By: The Recruiting Training Corner

A plaintive theme can be heard across cubicles all over North America of late: deadlines are too tight, there are too few people to do the work, the economy is uncertain and employee motivation  is in the basement.  

All of which can lead to workplace morale issues that undermine the quality of the work across your organization. 

So how does one stem this tide?

Start your recruiters. They are often the first person that a candidate encounters. Reignite their passion for the job is essential to maintaining a high-performing workplace. 

Let’s explore six factors you should consider to help you achieve this goal.

Enrich Positions. When was the last time you took inventory of your recruiters’ strengths and weaknesses and tailored tasks for them based on those qualities? 

While it may seem like a monumental task, understanding what makes a recruiter tick will go a long way to creating more job satisfaction. And more job satisfaction will ultimately lead to a recruitment team that has more passion for what they do.

Track Metrics. You need to accurately measure metrics in order to clearly measure recruiters’ successes.

Does your organization have these systems in place today?  If so, are you actively looking at those numbers and trying to understand the results? 

Make it a point to start reviewing your metrics, understanding your benchmarks, and most importantly, making changes based on the data. 

If analyzed properly, these numbers can be powerful tools to manage your recruiters effectively and give them a true understanding of how they can be successful in your organization.

Maintain your Level of Excitement. As manager, are you maintaining your own level of excitement for the job?  Are you taking the time to empower employees, enthusiastically sell your services (if that applies to your situation) and finding the time to make happiness a ritual?

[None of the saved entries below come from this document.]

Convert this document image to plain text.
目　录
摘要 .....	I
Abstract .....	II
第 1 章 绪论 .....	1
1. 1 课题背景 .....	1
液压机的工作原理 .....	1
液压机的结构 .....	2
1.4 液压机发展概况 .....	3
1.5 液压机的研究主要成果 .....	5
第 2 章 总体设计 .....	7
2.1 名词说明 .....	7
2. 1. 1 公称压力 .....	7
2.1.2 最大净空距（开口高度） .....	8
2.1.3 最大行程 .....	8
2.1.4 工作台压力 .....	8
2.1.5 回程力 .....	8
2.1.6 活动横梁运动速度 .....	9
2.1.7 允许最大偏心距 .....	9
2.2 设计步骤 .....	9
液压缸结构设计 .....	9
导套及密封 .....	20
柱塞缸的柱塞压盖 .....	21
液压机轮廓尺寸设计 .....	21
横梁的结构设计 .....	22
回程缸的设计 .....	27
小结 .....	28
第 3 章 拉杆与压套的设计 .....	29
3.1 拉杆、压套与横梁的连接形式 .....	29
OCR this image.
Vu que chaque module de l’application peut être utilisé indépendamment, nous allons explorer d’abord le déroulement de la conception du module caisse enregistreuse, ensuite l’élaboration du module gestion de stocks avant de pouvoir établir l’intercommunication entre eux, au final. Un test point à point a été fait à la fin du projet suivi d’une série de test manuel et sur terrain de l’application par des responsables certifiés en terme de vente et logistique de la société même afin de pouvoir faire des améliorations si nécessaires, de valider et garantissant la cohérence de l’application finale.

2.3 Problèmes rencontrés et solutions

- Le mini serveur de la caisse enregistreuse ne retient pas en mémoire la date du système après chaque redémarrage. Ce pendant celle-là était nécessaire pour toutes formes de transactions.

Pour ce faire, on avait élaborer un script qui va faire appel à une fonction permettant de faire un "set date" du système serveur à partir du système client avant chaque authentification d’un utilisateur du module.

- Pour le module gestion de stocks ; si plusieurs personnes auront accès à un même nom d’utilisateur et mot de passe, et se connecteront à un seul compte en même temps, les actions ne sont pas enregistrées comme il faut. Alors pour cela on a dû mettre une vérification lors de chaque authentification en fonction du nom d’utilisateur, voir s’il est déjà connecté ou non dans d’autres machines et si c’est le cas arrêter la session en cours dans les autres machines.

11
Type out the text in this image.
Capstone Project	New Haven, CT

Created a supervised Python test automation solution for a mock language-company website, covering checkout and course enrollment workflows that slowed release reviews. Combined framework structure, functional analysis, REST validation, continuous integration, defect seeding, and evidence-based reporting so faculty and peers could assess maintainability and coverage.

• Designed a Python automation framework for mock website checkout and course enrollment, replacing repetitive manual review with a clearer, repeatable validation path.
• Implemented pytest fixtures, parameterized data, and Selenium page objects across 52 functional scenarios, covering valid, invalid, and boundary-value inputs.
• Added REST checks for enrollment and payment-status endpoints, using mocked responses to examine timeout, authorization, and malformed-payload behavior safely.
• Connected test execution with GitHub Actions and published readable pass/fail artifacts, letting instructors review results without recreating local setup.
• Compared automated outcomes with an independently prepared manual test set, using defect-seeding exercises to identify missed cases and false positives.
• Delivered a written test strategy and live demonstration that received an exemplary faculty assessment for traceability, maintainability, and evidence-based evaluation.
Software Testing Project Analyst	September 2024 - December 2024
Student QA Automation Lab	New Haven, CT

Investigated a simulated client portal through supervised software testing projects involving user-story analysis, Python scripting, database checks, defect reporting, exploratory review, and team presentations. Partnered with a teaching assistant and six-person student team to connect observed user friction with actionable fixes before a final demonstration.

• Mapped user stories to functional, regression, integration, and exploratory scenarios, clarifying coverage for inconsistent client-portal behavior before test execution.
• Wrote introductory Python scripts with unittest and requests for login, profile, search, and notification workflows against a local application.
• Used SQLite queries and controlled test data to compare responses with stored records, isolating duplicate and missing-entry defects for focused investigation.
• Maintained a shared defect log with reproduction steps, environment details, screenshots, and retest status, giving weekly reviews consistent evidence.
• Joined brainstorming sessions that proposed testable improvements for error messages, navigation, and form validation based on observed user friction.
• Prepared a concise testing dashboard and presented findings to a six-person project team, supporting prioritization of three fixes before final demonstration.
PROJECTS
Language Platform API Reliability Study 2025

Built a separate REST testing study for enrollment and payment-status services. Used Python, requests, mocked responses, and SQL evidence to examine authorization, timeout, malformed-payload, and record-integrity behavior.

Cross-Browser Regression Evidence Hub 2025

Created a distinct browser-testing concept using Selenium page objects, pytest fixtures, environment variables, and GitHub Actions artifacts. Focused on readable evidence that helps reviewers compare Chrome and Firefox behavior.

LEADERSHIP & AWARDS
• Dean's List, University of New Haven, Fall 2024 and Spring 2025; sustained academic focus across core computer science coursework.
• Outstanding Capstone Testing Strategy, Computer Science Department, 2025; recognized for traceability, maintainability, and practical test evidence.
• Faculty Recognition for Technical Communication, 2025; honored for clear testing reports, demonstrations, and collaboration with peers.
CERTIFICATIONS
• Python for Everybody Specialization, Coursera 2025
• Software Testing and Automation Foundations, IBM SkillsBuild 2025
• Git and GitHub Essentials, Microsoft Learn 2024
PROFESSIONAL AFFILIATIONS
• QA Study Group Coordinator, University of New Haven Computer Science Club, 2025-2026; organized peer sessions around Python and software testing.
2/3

If not, it might not be realistic to expect the same from your team. Remember that positive communications in the workplace set a tone.  Be aware of this, even on bad days. 

Meetings Matter. As part of your team leadership, start every week with a team meeting to motivate employees.

Have everyone outline their goals for the week, discuss potential challenges they see, asking others in the group weigh in. Make sure to clearly communicate successes that the group has had.  This will create an atmosphere of teamwork.  Additionally, make time for one-on-ones. 

Ask status questions about their requisitions and truly listen to their answers. Always make sure they know that you understand what’s happening with their jobs, care about what they feel, and are there to support them and their success.

Make Time for Fun. This may seem obvious, but taking your group out to a restaurant and having fun outside the office is extremely important to morale. 
And if that’s difficult to do due to commitments outside of work, how about trying to incorporate it within the work day?  Don’t make it a requirement, but invite the team to participate in Coffee Tuesdays or potluck lunches. 

Teams who get to know each other beyond the superficial will be more likely to enjoy work and want to help each other. 

Use the Right Products. Although your organization is probably doing more with less, try to solicit ideas from your recruiters about the tools they’re using.

Do they feel like you have the right mix of products?  Are you missing something?   What does your competition currently have? Understanding what your competition is doing will ultimately help to successfully recruit qualified candidates to your organization.

Ultimately, it’s about your team’s development so that they feel empowered in the process.  

To gain a deeper understanding of your team’s current level of motivation, consider using an employee satisfaction survey.

Making a concerted effort to motivate your recruiters should be at the top of your list of priorities every year as HR manager, regardless of the state of the economy or the state of your current organization.